Stadt der Finsternis

Die Autorin

Ilona Andrews bei LYX

Impressum

ILONA ANDREWS

Stadt der Finsternis

Gestohlene Magie

Ins Deutsche übertragen

von Bernhard Kempen

Zu diesem Buch

Die Wertigerin Dali Harimau ist zwar eine mächtige Heilerin und Magienutzerin, doch sie befindet sich jenseits dessen, was als »normal« bezeichnet wird. Sie verabscheut Gewalt und Blutvergießen, was jedoch für ihre Art gang und gäbe ist. Sie hat es sogar gewagt, Vegetarierin zu werden. Und das letzte, was sie will, ist Ärger … Jim Shrapshire ist ein waschechter Bad Boy.
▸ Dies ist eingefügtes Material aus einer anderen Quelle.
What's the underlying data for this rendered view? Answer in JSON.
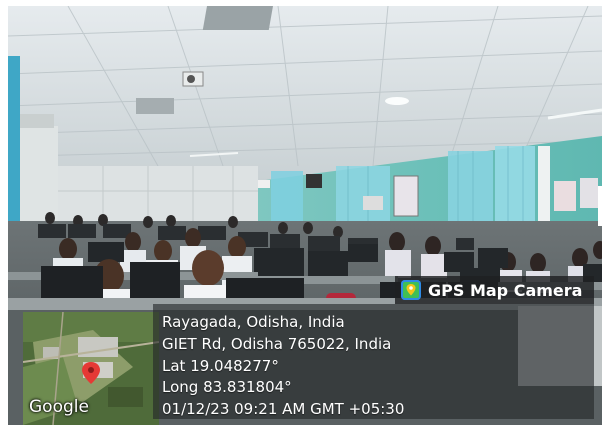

Der Jaguargestaltwandler hat die Aufgabe, den Katzenclan von Atlanta im Zaum zu halten – und das tut er auch mit schneller und tödlicher Gewalt, wenn nötig. Seine einzige Schwäche ist die zarte Dali, die er immer zu Hilfe ruft, wenn er verletzt ist. Als Dali von einer verzweifelten jungen Frau aufgesucht wird, deren Großmutter spurlos verschwunden ist, bringt sich auch Jim in die Ermittlungen ein. Doch was er und Dali herausfinden, könnte ihr jähes Ende bedeuten – ein Gegner, bewandert in den dunklen Künsten, hat es auf jeden abgesehen, der sich ihm in den Weg stellt …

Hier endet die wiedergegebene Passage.